Over the last few years, there has been an outspoken demand for tighter scrutiny and control of short-selling activity. The SECs actions in response, to tighten the circumstances leading to large, chronic and persistent fails-to-deliver, could serve to increase confidence in the markets, while closing loopholes that could temporarily distort certain markets.
These actions may have the beneficial effect of maintaining the public's confidence in the integrity of the system. However, at a certain point, there is a declining benefit to continuing to react to a vocal and organized campaign to blame all market shortcomings on the effects of short-selling, especially when these sweeping claims are marked by a persistent absence of data to support them.
While periodically unpopular in the public eye, legitimate short-selling provides critically important check-and-balance to market over-enthusiasm, and provides liquidity to dampen excessive volatility.
Among the options now presented for your further consideration, some would have a crippling effect on legitimate short-selling activity. You have an obligation to prove, with strong empirical data, the existence of problems before you adopt solutions fraught with further flaws. By incepting further changes absent such proof, the SEC risks exposing the market to serious abuses at the hands of the law of unintended consequences.
The access to markets for legitimate short-selling activity is already obstacle-ridden and grossly unfair. Access to stock available for borrow for legitimate short-selling purposes is already unfairly restricted in many ways. Inventory is balkanized, and borrow desks for major firms have every reason to exercise favoritism in allocation of available borrows, to the public's disadvantage.
Replacing the affirmative determination locate requirement with an affirmative borrow is one such idea that will render timely short-selling virtually impossible – rendering it incapable of exerting a market balancing force.

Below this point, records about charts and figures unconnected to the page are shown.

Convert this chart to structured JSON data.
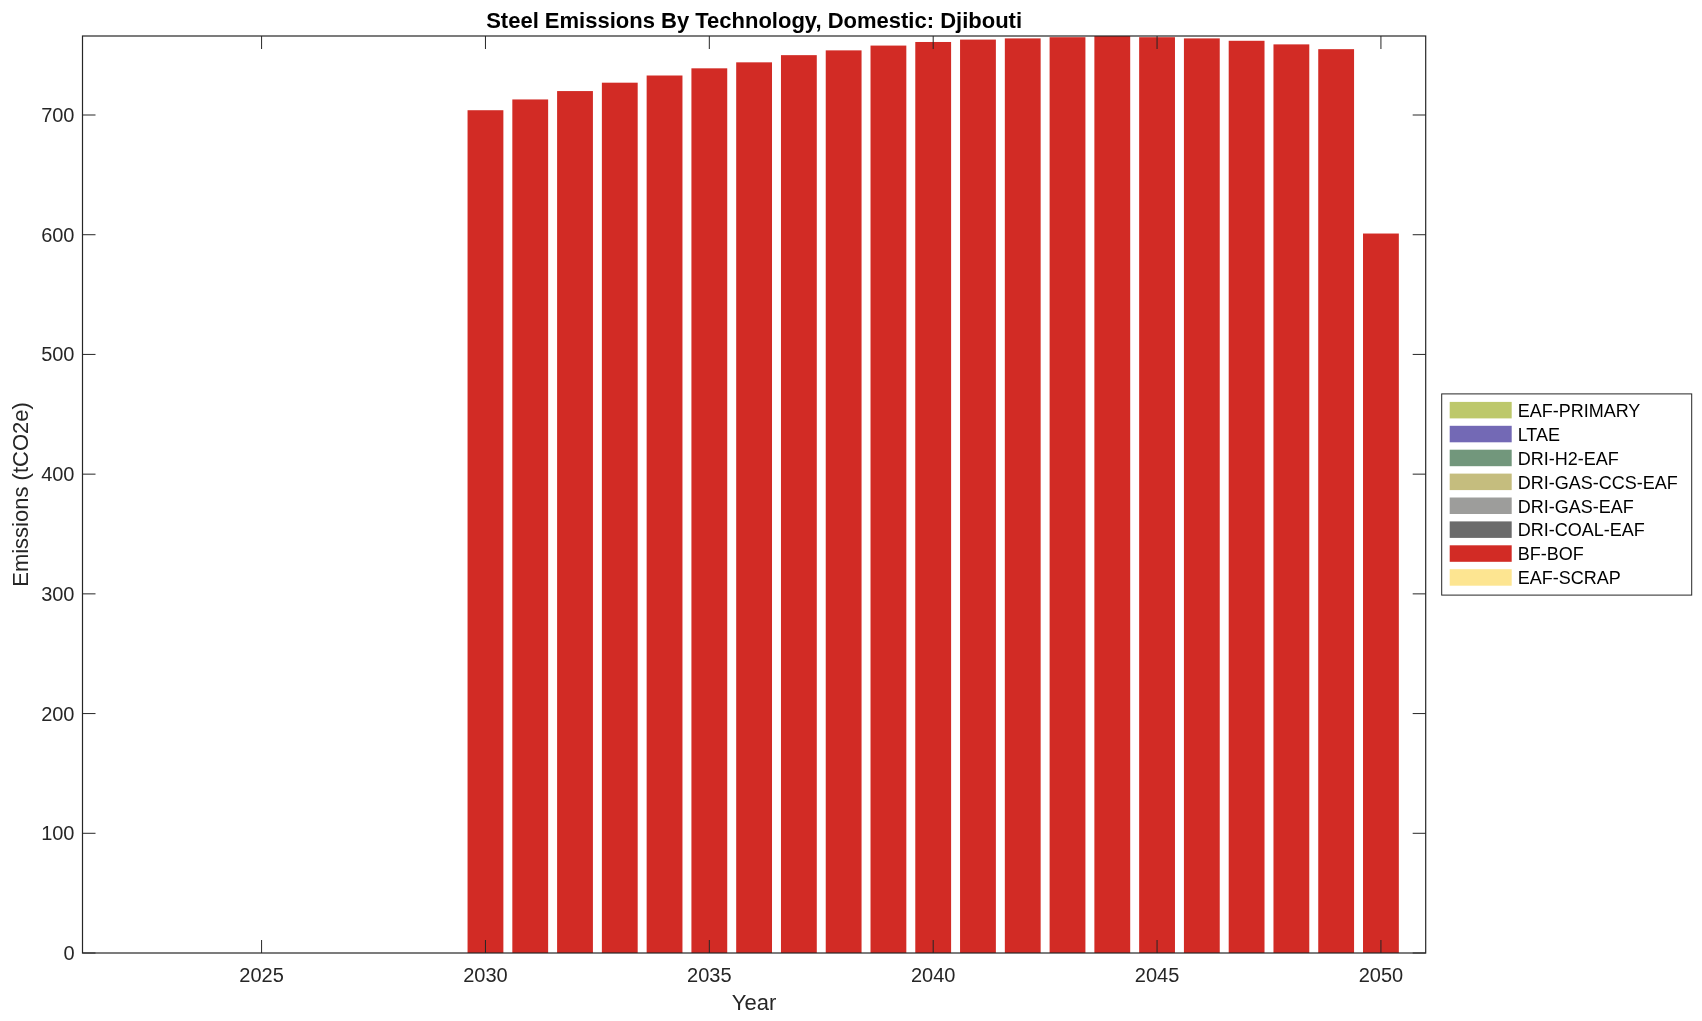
{
  "chart_data": {
    "type": "bar",
    "title": "Steel Emissions By Technology, Domestic: Djibouti",
    "xlabel": "Year",
    "ylabel": "Emissions (tCO2e)",
    "stacked": true,
    "legend": "right",
    "x": [
      2030,
      2031,
      2032,
      2033,
      2034,
      2035,
      2036,
      2037,
      2038,
      2039,
      2040,
      2041,
      2042,
      2043,
      2044,
      2045,
      2046,
      2047,
      2048,
      2049,
      2050
    ],
    "series": [
      {
        "name": "EAF-PRIMARY",
        "color": "#bdc86b",
        "values": [
          0,
          0,
          0,
          0,
          0,
          0,
          0,
          0,
          0,
          0,
          0,
          0,
          0,
          0,
          0,
          0,
          0,
          0,
          0,
          0,
          0
        ]
      },
      {
        "name": "LTAE",
        "color": "#7369b5",
        "values": [
          0,
          0,
          0,
          0,
          0,
          0,
          0,
          0,
          0,
          0,
          0,
          0,
          0,
          0,
          0,
          0,
          0,
          0,
          0,
          0,
          0
        ]
      },
      {
        "name": "DRI-H2-EAF",
        "color": "#72977c",
        "values": [
          0,
          0,
          0,
          0,
          0,
          0,
          0,
          0,
          0,
          0,
          0,
          0,
          0,
          0,
          0,
          0,
          0,
          0,
          0,
          0,
          0
        ]
      },
      {
        "name": "DRI-GAS-CCS-EAF",
        "color": "#c5bd7e",
        "values": [
          0,
          0,
          0,
          0,
          0,
          0,
          0,
          0,
          0,
          0,
          0,
          0,
          0,
          0,
          0,
          0,
          0,
          0,
          0,
          0,
          0
        ]
      },
      {
        "name": "DRI-GAS-EAF",
        "color": "#9d9d9b",
        "values": [
          0,
          0,
          0,
          0,
          0,
          0,
          0,
          0,
          0,
          0,
          0,
          0,
          0,
          0,
          0,
          0,
          0,
          0,
          0,
          0,
          0
        ]
      },
      {
        "name": "DRI-COAL-EAF",
        "color": "#6b6b6b",
        "values": [
          0,
          0,
          0,
          0,
          0,
          0,
          0,
          0,
          0,
          0,
          0,
          0,
          0,
          0,
          0,
          0,
          0,
          0,
          0,
          0,
          0
        ]
      },
      {
        "name": "BF-BOF",
        "color": "#d22b25",
        "values": [
          704,
          713,
          720,
          727,
          733,
          739,
          744,
          750,
          754,
          758,
          761,
          763,
          764,
          765,
          766,
          765,
          764,
          762,
          759,
          755,
          601
        ]
      },
      {
        "name": "EAF-SCRAP",
        "color": "#fde591",
        "values": [
          0,
          0,
          0,
          0,
          0,
          0,
          0,
          0,
          0,
          0,
          0,
          0,
          0,
          0,
          0,
          0,
          0,
          0,
          0,
          0,
          0
        ]
      }
    ],
    "xlim": [
      2021,
      2051
    ],
    "xticks": [
      2025,
      2030,
      2035,
      2040,
      2045,
      2050
    ],
    "ylim": [
      0,
      766
    ],
    "yticks": [
      0,
      100,
      200,
      300,
      400,
      500,
      600,
      700
    ]
  }
}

Encumbering this already obstacle-strewn borrow system with further regulation will specifically serve to eliminate legitimate short-selling from the marketplace, paving the way for new waves of purposeful stock promotion and other market excesses designed to prey upon the public at the hands of unscrupulous manipulators.
Consider one such glaring unintended consequence already occurring. As currently implemented, Reg SHO's Threshold List provides strict protection for securities which are abjectly delinquent in filings. There are recent examples of securities which are blatant orchestrated pump and dump schemes promoted by offshore and anonymous entities. These issues have demonstrated brief, violent volatility swings, triggered by appearance on the Threshold List. Yet these same companies are so delinquent on filings, it is impossible to ascertain even the most rudimentary information, such as their actual outstanding share count.
There is no rationale for providing explicit regulatory protection to companies which are chronically and/or grossly delinquent with regard to public disclosure. No such intention was expressed in Regulation SHO, yet this is what it achieved.
The SEC needs to consider these issues on their merits, rather than reactively responding to an orchestrated public campaign.
I urge you not to create further unintended consequences by implementing rules lacking a clear rationale founded in empirical data.